The ‘virtual’ demand bid of the purely financial player causes the lower marginal cost long-start unit to taken in the day-ahead market, which may raise the day-ahead price at that location, but the additional supply of energy from this unit reduces the real-time price and reduces the total cost of serving real-time demand at that location.
It is important to emphasise that the financial participant in this example is not taking these actions to reduce the cost of serving demand. The ‘virtual’ energy purchase and subsequent sale is made is solely to maximise profits from trading in day-ahead and real-time price spreads. Nevertheless, these actions result in day-ahead generation schedules, locational demands and day-ahead prices that are more representative of real-time conditions. In turn, this reduces the real-time cost of serving electricity demand.
Financial trading is most likely to reduce the cost of serving demand when the optimisation problem solved by the market operator has many potentially binding constraints. These physical operating constraints are most likely to bind when electricity demand is high, and the electrical grid separates into many spatially distinct markets due to transmission congestion. Under these conditions, the potential for finding lower-cost solutions is much greater than for lower-demand conditions, when computing prices and dispatch levels would be straightforward.
Is this empirically true?
We examined the empirical validity of these assertions using the introduction of purely financial participation in California’s wholesale electricity market (Jha and Wolak 2019). We were able to show that average price differences between day-ahead and real-time fell for the vast majority of locations in the grid, and the volatility of these price differences fell.

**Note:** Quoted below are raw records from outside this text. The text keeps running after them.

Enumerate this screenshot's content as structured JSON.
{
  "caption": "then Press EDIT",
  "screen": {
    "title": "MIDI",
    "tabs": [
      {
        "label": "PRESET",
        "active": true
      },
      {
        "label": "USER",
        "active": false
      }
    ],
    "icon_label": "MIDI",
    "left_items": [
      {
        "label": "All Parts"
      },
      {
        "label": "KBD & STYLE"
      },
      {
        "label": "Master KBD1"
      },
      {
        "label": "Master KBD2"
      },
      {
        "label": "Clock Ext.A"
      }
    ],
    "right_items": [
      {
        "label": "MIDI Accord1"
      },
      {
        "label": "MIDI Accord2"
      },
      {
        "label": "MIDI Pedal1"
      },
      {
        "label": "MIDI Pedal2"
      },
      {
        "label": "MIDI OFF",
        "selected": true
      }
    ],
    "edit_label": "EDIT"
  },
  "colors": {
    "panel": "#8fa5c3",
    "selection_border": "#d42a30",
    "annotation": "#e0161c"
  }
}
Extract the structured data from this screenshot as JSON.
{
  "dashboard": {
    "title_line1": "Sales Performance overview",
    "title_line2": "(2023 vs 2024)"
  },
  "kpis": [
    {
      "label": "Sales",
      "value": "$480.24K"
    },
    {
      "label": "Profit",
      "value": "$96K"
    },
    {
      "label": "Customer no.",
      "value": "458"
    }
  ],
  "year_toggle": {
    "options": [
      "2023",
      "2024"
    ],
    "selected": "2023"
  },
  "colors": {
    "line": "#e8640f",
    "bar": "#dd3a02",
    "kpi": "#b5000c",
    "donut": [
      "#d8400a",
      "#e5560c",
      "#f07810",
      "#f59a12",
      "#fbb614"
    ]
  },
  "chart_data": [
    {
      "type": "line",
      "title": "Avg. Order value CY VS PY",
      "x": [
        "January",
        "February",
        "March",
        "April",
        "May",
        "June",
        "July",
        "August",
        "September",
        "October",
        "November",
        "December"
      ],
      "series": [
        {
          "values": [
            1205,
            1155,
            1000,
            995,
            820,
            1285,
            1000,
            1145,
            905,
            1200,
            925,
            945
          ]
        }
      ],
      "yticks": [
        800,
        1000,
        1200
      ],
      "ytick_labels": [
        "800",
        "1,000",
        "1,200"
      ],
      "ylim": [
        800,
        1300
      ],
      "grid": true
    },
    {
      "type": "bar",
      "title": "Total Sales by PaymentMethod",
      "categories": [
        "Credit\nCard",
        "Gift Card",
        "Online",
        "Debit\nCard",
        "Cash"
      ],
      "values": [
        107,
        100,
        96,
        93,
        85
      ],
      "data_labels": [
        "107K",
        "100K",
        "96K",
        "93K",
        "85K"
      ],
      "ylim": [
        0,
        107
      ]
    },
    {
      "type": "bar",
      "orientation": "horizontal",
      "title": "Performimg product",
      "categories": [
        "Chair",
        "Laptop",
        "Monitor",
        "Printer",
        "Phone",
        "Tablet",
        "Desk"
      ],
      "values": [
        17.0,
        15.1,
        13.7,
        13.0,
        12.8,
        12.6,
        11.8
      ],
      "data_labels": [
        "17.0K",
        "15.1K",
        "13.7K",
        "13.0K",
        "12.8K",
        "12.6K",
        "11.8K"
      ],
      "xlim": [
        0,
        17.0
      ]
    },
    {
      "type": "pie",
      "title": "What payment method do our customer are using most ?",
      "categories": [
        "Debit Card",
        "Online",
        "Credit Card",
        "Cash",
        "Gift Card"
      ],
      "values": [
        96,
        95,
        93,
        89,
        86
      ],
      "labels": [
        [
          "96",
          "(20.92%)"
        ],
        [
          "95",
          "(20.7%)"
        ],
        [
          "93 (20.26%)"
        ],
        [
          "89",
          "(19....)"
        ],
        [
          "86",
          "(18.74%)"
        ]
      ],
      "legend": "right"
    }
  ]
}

This is consistent with the hypothesis that purely financial participants increase the information content of day-ahead prices and liquidity at each location in the grid.
During high demand hours, when we would expect the benefits from financial trading to be highest, we estimate that the introduction of financial trading has resulted in a 3.6% decrease in average fuel costs per MWh of electricity produced from natural gas-fired sources. The annual fuel-cost savings from financial trading in high-demand hours are $23 million.

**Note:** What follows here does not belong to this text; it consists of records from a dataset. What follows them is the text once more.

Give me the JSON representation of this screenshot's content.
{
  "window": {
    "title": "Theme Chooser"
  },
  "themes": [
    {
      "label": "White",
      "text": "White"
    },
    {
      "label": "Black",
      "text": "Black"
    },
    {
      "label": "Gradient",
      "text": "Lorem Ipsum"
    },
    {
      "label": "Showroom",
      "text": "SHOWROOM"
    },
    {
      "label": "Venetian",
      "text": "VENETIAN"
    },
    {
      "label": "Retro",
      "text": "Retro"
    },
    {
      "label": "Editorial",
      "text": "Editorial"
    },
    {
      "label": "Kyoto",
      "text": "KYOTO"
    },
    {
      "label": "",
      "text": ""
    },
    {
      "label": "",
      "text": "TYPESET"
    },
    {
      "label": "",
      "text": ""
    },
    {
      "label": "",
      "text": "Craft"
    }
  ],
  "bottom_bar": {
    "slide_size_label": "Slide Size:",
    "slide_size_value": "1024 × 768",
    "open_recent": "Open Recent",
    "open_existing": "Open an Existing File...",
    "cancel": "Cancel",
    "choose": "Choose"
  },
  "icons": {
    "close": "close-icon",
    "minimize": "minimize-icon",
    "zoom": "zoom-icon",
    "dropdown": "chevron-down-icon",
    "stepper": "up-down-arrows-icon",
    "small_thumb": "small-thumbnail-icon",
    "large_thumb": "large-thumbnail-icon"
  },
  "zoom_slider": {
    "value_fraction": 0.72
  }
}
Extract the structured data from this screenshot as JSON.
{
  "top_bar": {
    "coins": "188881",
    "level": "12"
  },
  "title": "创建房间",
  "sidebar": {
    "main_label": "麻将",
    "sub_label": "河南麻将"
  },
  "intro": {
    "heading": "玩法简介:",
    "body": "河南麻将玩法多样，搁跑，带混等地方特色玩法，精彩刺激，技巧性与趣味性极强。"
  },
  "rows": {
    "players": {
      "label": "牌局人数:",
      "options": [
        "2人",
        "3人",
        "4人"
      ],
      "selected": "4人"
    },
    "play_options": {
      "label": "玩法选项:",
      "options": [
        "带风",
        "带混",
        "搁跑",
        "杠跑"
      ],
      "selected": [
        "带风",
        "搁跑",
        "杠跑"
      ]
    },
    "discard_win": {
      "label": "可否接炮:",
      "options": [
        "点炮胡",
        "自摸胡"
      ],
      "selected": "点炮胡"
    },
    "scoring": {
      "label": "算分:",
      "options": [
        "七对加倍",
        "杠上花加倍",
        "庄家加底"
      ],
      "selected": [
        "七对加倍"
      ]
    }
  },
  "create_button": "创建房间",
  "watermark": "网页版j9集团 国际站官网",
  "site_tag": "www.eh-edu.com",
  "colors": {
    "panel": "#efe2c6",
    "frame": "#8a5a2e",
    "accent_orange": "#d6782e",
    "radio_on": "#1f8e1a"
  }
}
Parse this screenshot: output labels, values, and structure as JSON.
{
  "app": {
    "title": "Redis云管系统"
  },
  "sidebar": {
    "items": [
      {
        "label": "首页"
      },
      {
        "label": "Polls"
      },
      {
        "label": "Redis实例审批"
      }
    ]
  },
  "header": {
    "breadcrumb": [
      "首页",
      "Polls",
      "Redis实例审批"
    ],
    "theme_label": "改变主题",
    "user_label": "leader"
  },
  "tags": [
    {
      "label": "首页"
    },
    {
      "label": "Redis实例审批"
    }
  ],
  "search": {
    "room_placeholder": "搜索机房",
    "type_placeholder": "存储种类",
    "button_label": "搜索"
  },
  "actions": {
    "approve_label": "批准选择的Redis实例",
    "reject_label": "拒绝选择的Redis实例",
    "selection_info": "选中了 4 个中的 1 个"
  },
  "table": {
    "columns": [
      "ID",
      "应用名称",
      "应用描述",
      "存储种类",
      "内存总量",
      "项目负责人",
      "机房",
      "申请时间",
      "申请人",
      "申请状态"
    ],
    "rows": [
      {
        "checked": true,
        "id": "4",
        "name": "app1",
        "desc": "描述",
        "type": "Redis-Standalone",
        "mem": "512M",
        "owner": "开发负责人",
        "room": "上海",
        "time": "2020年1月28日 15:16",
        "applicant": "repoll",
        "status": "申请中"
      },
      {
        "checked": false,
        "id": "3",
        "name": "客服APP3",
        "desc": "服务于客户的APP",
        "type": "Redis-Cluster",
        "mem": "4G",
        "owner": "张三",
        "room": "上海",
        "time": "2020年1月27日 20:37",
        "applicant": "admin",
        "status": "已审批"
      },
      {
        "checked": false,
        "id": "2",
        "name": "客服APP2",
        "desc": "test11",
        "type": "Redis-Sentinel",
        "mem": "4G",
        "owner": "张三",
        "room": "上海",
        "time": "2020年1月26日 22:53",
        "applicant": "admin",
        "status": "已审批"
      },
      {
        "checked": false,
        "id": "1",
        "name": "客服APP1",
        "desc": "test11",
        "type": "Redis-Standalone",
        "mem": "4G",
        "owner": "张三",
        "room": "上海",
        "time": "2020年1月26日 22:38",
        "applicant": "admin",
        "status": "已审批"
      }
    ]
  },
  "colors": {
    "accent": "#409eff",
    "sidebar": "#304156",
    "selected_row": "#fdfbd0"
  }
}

Financial participants results in less natural gas being used to produce the same amount of electricity. Consequently, financial trading has substantial environmental benefits from reduced greenhouse gas emissions and local pollutants such as nitrous oxides. Our results indicate that the introduction of purely financial participants created price discovery and economic and environmental benefits that accrue both to producers and consumers.

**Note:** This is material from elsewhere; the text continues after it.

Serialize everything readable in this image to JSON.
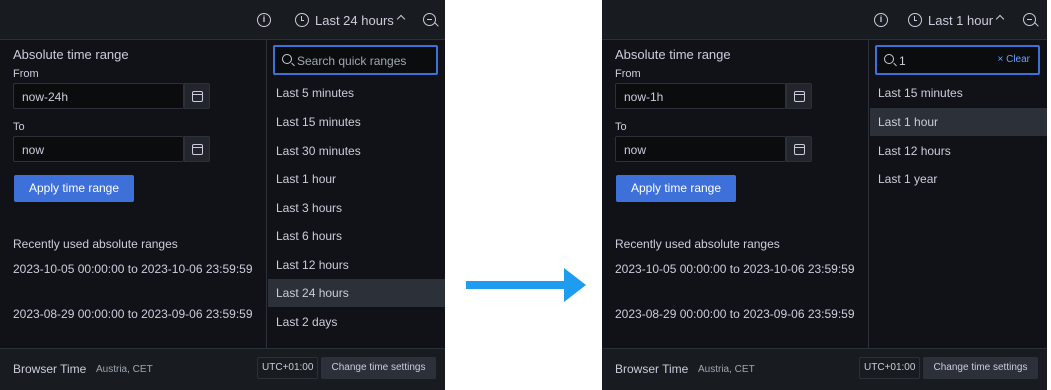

Basu, D, and J Miffre (2013), “Capturing the risk premium of commodity futures: The role of hedging pressure”, Journal of Banking & Finance 37(7): 2652-2664.
Cheng, I-H, and W Xiong (2014), “Financialization of commodity markets”, Annual Review of Financial Economics 6(1): 419-441.
Cox, C C (1976), “Futures trading and market information”, Journal of Political Economy 84(6): 1215-1237.
Gray, R W (1964), “The attack upon potato futures trading in the United States”, Food Research Institute Studies 4.1387-2016-116207: 97-121.
Jha, A, and F A Wolak (2019), “Can Financial Participants Improve Price Discovery and Efficiency in Multi-Settlement Markets with Trading Costs?”, NBER working paper 25851.
Working, H (1953), “Hedging Reconsidered”, American Journal of Agricultural Economics 35(4): 544–561.
 Basu and Miffre (2013) show the existence of a forward market risk premium for 27 commodities spanning five categories: agriculture, energy, livestock, metals, and lumber.
 Cheng and Xiong (2014) for a survey.